One of my dearest friends and colleagues, Laura Stack, just lost her 19-year-old son, Johnny Stack. He was a smart, funny, and affable young man who jumped off a six-story parking garage on November 20, 2019 . It’s a tragic story (see below) with three lessons that need to be widely shared:
- Excessive use of high-THC marijuana and concentrated oil is linked to psychotic episodes that in some cases develop into full-blown schizophrenia. FIVE PERCENT of 18-to 25-year old’s smoking high-THC pot develop Marijuana Use Disorder. PLEASE tell your kids, parents of kids and grandparents of these dangers.
- A few months before Johnny died, he wrote a college paper on the five most important values (Altruism, Patience, Conviction, Enthusiasm, and Gratitude). This short paper provided valuable insight and comfort to his family and all those he left behind. Laura has created a challenge for us to pick one of these values and become a “value ambassador” – working to promote and demonstrate that value.

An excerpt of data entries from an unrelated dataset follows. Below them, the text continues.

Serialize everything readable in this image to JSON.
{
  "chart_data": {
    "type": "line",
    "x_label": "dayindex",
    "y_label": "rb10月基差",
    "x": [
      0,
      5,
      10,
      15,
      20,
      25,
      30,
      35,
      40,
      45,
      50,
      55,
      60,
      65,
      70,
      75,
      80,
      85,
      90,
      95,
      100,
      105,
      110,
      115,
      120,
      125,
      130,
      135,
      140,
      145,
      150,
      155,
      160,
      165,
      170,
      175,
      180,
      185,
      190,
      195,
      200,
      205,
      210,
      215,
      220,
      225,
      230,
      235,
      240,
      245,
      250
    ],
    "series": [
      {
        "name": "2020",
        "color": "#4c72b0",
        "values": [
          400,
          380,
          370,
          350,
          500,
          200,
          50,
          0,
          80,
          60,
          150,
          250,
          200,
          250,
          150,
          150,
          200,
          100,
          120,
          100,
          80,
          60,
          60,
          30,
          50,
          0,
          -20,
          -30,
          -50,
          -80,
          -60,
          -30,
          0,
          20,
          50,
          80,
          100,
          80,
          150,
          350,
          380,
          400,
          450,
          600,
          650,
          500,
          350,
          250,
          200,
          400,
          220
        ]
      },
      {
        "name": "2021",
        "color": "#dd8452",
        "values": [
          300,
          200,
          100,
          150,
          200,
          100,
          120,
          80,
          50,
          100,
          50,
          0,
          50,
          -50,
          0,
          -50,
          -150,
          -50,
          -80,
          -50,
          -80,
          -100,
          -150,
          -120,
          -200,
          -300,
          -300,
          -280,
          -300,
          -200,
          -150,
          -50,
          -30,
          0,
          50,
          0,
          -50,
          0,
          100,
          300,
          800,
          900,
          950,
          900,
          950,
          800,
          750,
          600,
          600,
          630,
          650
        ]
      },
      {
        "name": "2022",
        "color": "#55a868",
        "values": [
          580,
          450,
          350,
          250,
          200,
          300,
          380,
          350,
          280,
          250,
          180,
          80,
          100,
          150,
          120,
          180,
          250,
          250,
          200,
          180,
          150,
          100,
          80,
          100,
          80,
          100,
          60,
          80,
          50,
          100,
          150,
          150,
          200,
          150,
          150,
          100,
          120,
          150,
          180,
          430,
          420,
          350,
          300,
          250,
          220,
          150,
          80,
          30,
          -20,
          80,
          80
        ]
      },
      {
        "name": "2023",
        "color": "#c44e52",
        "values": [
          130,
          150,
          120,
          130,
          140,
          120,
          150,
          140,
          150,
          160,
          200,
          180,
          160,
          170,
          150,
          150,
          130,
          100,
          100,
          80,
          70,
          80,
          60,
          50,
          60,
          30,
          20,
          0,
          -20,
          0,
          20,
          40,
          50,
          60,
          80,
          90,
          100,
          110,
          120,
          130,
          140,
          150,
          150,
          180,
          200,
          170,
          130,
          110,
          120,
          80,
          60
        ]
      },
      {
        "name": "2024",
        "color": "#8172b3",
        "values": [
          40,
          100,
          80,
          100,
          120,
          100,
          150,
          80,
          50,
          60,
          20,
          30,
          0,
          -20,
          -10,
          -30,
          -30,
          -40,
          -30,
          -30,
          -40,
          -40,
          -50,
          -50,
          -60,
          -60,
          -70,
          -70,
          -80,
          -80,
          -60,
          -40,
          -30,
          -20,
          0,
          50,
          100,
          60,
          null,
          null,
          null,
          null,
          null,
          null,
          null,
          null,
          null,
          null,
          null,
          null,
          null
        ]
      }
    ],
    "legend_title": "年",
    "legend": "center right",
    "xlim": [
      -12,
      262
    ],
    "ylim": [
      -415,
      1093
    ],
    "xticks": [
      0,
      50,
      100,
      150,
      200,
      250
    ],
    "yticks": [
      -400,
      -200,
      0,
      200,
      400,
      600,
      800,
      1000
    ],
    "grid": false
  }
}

Feel free to join the challenge! But more importantly, if something happened to you today, would your loved ones know what was most important to you? And how would they know?
- Finally, let us have compassion for one another. As the Reverand John Watson said, “Be kind. Everyone you meet is carrying a heavy burden.” How true. As we move into 2020, let us show compassion to ourselves and with those around us.
Here’s the full story as Laura shared with us:
Johnny Stack struggled with social anxiety and panic attacks in high school, which were successfully managed with support, prescription medications, and therapy. He could have been fine. Then at about 16 years old (when he could drive), Johnny discovered marijuana and believed it helped his anxiety. (Yes, we live in Colorado. Yes, it is everywhere. Yes, your kids can get it too unless you chain them to their beds.) He started “dabbing” high-THC marijuana (they smoke a very potent wax or shatter form), which triggered bizarre episodes of psychosis, a first suicide attempt, and delusional thinking (the FBI was after him, the world “knew about him,” the mob had it in for him, we were “in on it,” etc.). We would disenroll him from his current university, admit him to mental hospitals, and they would stabilize him with medications, and he’d recover…until he did the drugs again. He would try other illicit drugs as well. Eventually, even when he stopped using marijuana, the psychosis did not go away, and he developed full-blown schizophrenia. He was put on anti-psychotics to control the delusion, but he didn’t like how “stupid” they made him feel, because he was extremely intelligent. So, he would stop taking them without telling us (a common problem with the disorder). When he died, he had given up smoking, he wasn’t on drugs, and he wasn’t depressed. But because he wouldn’t take the medications he now needed, the paranoid delusions told him to stop the pain, and he jumped.
I’m not making judgments about your right to use marijuana where it’s legal if you’re over 21, and I am not arguing that it helps you with chronic pain, etc. I’m sharing my direct experience with my 19-year-old son using high-potency marijuana, which triggered psychosis, which led to suicide. Can this be proven medically? Yes.
If you would be willing to help by having conversations with a young adult about the effects of THC on the developing brain, here is a portion of a BREAKPOINT podcast that I would ask you to read/listen and share: “A just-published study in the Lancet involving, among others, researchers at King’s College London, compared 900 people who had been treated for psychosis with 1,200 people who had not. Sample participants were drawn from across Europe and Brazil. Both groups were surveyed on a host of factors, including their use of marijuana and other drugs. The study’s authors concluded that “people who smoked marijuana on a daily basis were three times more likely to be diagnosed with psychosis compared with people who never used the drug. For those who used high-potency marijuana daily, the risk jumped to nearly FIVE TIMES” (capitals added by me). Read more at https://breakpoint.org/marijuana-and-psychosis
In another article, doctors in Colorado, California, and Massachusetts, where marijuana is legal for recreational use, say the facts are irrefutable: “Excessive use of high-THC pot and concentrated oil is linked to psychotic episodes that in some cases develop into full-blown schizophrenia.” FIVE PERCENT of 18-to 25-year old’s smoking high-THC pot develop Marijuana Use Disorder. https://www.usatoday.com/…/weed-psychosis-high-…/4168315002/.
Johnny was fiercely loved and constantly cared for…and is desperately missed. His heart was in the right place, but his brain turned on him. Please help me make sure this doesn’t happen to the young adults in your life. People blow off marijuana as no big deal, or it’s not going to happen to me. Well, it doesn’t always happen the 1st or the 2nd or 50th time they do it…marijuana is a sneaky, insidious beast waiting to take the life of our young ones. Talk to them! How do you know if they won’t be one of those 5%?